What’s so crazy about that?

The Marathon

They say The Marathon changes you.

Just over three weeks ago I finished my first marathon. 26.2 miles. For 5 hours, 12 minutes and 5 seconds I ran, jogged, walked, and struggled. But in the end, I crossed that finish line. I finished. And at the finish line…I wasn’t really sure what to feel. Finishing that marathon…achieving such a feat..it really made me take a hard look at where I’m at and how far I’ve come.

The Marathon did change me…and the nugget of knowledge I gained? It’s one I will never let go of.
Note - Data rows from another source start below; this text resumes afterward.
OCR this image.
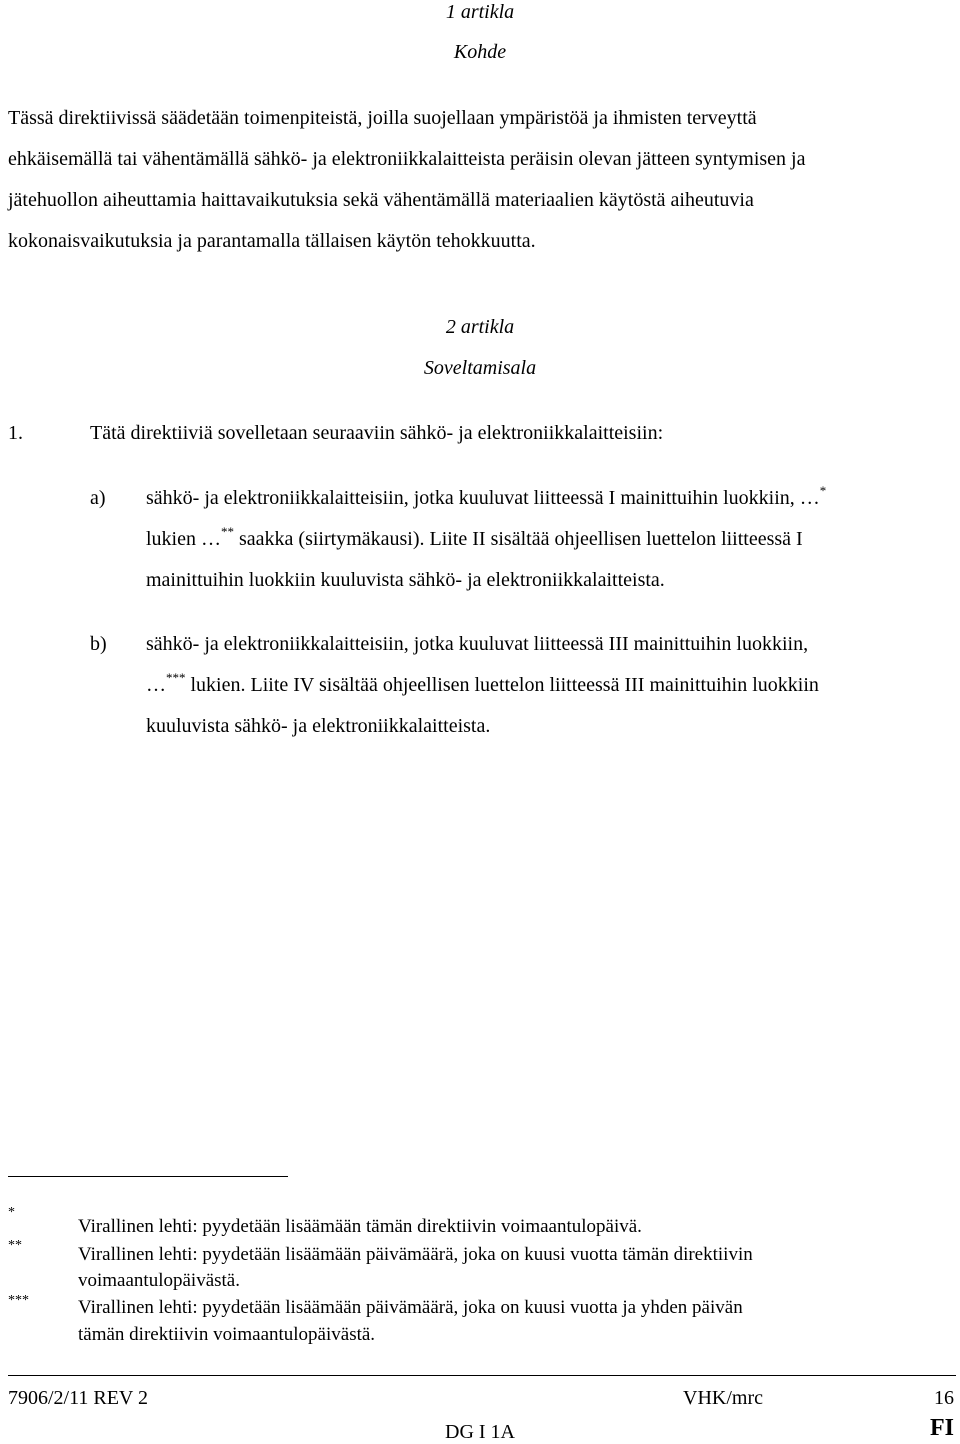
1 artikla
Kohde
Tässä direktiivissä säädetään toimenpiteistä, joilla suojellaan ympäristöä ja ihmisten terveyttä
ehkäisemällä tai vähentämällä sähkö- ja elektroniikkalaitteista peräisin olevan jätteen syntymisen ja
jätehuollon aiheuttamia haittavaikutuksia sekä vähentämällä materiaalien käytöstä aiheutuvia
kokonaisvaikutuksia ja parantamalla tällaisen käytön tehokkuutta.
2 artikla
Soveltamisala
1.	Tätä direktiiviä sovelletaan seuraaviin sähkö- ja elektroniikkalaitteisiin:
a) sähkö- ja elektroniikkalaitteisiin, jotka kuuluvat liitteessä I mainittuihin luokkiin, …*
lukien …** saakka (siirtymäkausi). Liite II sisältää ohjeellisen luettelon liitteessä I
mainittuihin luokkiin kuuluvista sähkö- ja elektroniikkalaitteista.
b) sähkö- ja elektroniikkalaitteisiin, jotka kuuluvat liitteessä III mainittuihin luokkiin,
…*** lukien. Liite IV sisältää ohjeellisen luettelon liitteessä III mainittuihin luokkiin
kuuluvista sähkö- ja elektroniikkalaitteista.
*
Virallinen lehti: pyydetään lisäämään tämän direktiivin voimaantulopäivä.
**	Virallinen lehti: pyydetään lisäämään päivämäärä, joka on kuusi vuotta tämän direktiivin
voimaantulopäivästä.
***	Virallinen lehti: pyydetään lisäämään päivämäärä, joka on kuusi vuotta ja yhden päivän
tämän direktiivin voimaantulopäivästä.
7906/2/11 REV 2	VHK/mrc	16
DG I 1A	FI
It’s amazing to realize what you can accomplish in just two years. Really…March 2013 I “went for a run” for the very first time ever – 3.25 miles…it hurt…and now…just over two years later…I finished my first MARATHON. 26.2 miles…and I felt fine.

It’s…incomprehensible.

Or is it? I’ve said it a million times and I’ll say it a million more…it’s truly amazing what the human body will do if you give it enough time, training, and fuel. There are people that successfully run Iron Man triathlons – they cover 140.6 miles swimming, biking, and running. There are people who run ultramarathons covering as much as 100 miles (maybe even more!) ON FOOT. There are countless examples, but the lesson is the same:

Your body will go the distance.

Despite what you may feel right now, your body will do it. Your body yearns for the challenge. It wants to be treated well, maintained, trained, fed the right foods and asked to move in ways you might not have moved in a very long time. If you train and fuel correctly your body can and will do what you will ask it.

And so it becomes a mental game. Do you have the heart, the spirit, and the mental toughness to outlast the forces that are working against you? In The Marathon you’ve got 26.2 miles of unforgiving pavement and the forces of Nature – sun, wind, heat, humidity, cold, rain…you’re battling the Earth itself to achieve your victory (and as far as I’m concerned there is nothing more pure).

But what about in your own journey?

On a daily basis, you fight against much more. Self-esteem. Peer-pressure. The fact that healthy food and gym memberships are SO expensive, but that McBurger with fries is just $2.99 and hey, my favorite show is on!

You’ve got to win the fight. It’s life or death. Battle back and say “NO, it’s NOT ok to just sit there and rot on the couch.”

“NO, I WILL invest in myself…because a gym membership now costs a lot less than my medical bills will later. If I eat out one less time a month…there’s my dues! I shouldn’t even be having that platter of nachos anyway.”

“NO, you will NOT make me feel stupid for going to the gym when I weigh 300 lbs…because I’ve got news for you pal, I’m NOT going to weigh 300 lbs for much longer…and won’t you look silly when I’ve got a 6-pack and you’re still rockin’ the ‘dad bod’.”

The Marathon taught me a lot of things about myself I never expected to learn…but quite possibly the most important thing I learned…is that there truly is no limit. It’s something I’ve believed for a long time, but there was a nagging suspicion somewhere in the back of my mind that there was, in fact, a ceiling…albeit a high one…and eventually…you would find it.

But now it’s been made crystal clear to me: there is no ceiling. There truly is NO limit to what you can achieve. As long as you set your goal, make a plan, train, fuel, and believe…you really can achieve anything. It might be hard to believe right now, sitting where you’re sitting…but I was sitting in a place very similar not too long ago…

Don’t lose faith in yourself. You can do it. Whatever “it” is.